As they disappeared, Chinita’s eyes followed them. She was not especially grateful for her escape: it was not the first time she had been snatched from beneath the feet of a restive horse; the incident was natural enough to her, and perhaps for this reason her rescuer was not specially interesting to her mind. Somewhat to her disgust, an hour later, when she had managed to steal unobserved into the supper-room, where she crouched in a corner, she saw Rosario and Chata from their seats at their mother’s side regarding the young officer with amiable smiles,—Rosario with infantile coquetry, drooping her long lashes demurely over her soft dreamy black eyes; and Chata, with her orbs of a nondescript gray, frankly though coyly taking in every detail of his face and dress, while they averted themselves as if startled or repelled from the dark countenance of his companion. It might have been thought that Doña Feliz shared her dread, for more than once she looked at the General with an expression of perplexity and aversion, as he lightly entertained Doña Rita with an account of his family and his own exploits,—topics strangely chosen for a Mexican, but which seemed natural rather than egotistical when lightly and wittily expatiated upon by this gay soldier of fortune.

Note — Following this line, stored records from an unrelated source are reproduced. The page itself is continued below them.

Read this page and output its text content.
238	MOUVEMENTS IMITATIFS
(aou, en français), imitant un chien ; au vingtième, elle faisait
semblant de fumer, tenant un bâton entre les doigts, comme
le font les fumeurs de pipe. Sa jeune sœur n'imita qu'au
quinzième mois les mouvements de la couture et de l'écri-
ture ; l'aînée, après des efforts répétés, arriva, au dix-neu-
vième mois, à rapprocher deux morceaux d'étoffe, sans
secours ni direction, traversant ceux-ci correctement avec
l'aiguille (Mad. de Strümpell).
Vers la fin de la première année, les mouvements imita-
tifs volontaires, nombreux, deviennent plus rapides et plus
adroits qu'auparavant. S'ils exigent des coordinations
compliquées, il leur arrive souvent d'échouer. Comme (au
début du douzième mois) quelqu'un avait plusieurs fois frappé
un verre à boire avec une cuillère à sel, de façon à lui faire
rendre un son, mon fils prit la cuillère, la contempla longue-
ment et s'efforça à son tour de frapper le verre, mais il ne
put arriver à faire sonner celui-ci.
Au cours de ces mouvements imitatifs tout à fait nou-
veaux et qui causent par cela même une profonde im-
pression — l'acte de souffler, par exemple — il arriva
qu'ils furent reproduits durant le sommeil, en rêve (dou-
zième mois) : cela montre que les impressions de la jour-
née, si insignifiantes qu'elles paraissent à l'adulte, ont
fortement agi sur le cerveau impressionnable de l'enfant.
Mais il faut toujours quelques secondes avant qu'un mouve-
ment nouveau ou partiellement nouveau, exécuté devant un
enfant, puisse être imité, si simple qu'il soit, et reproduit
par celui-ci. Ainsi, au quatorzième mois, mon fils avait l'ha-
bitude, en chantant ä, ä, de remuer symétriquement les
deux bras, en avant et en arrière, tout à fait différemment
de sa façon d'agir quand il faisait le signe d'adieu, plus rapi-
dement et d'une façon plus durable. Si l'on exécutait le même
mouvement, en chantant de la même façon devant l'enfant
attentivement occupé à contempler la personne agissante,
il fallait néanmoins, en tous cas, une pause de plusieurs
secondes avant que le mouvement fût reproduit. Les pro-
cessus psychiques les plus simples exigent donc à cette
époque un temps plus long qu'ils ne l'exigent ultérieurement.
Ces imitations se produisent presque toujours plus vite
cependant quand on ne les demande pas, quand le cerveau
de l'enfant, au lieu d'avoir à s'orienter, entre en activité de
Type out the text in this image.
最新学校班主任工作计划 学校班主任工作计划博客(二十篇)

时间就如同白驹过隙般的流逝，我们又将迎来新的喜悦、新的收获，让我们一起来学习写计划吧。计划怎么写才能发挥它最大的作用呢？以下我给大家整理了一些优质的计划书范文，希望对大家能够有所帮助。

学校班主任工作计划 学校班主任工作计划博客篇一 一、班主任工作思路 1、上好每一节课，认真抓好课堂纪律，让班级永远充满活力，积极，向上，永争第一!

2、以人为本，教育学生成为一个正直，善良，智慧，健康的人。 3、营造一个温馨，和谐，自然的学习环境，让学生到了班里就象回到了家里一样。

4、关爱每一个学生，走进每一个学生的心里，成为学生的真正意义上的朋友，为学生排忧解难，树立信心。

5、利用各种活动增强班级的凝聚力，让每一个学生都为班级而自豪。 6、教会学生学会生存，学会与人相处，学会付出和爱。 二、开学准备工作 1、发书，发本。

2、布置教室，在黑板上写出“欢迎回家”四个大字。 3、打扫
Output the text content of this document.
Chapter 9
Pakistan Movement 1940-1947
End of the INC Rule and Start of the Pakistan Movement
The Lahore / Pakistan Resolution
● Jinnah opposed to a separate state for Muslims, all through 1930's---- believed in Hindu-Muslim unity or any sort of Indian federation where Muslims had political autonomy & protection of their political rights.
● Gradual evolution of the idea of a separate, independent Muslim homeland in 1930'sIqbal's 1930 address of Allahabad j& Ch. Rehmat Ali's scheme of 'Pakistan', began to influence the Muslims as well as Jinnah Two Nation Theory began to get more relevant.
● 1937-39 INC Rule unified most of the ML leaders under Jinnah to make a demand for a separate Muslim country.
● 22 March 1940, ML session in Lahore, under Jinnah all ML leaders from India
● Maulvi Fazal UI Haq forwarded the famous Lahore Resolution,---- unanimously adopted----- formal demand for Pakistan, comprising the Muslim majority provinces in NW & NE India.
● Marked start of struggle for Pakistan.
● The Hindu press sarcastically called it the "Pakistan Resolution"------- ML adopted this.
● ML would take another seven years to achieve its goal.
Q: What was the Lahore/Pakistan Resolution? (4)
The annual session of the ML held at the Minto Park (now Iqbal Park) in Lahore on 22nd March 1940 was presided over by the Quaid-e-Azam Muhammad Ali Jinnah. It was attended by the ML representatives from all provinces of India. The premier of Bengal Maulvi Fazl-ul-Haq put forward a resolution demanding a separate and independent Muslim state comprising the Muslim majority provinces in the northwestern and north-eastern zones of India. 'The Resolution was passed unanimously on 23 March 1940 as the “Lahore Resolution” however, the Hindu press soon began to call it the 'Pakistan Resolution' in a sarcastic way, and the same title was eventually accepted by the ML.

Meanwhile, Don Vicente Gonzales was talking in a low voice to Doña Feliz. He ate little and drank only some water mixed with red wine, while Don Rafael and the General Ramirez partook freely of more generous stimulants, growing more talkative as the evening advanced; and at last, as the ladies rose from the table, and Doña Rita went with the children to the upper rooms, the two walked away together to inspect the horses and talk of the grand reforms initiated by Comonfort, which in reality had but filled the country with discontent and bloodshed. The poison of personal ambition was working in the new President slowly—as it had done more rapidly in his renowned predecessor Santa Anna—the change from the patriot to the demagogue. He who had talked and worked and fought for the liberties of Mexico, dallied with the chains he should have broken.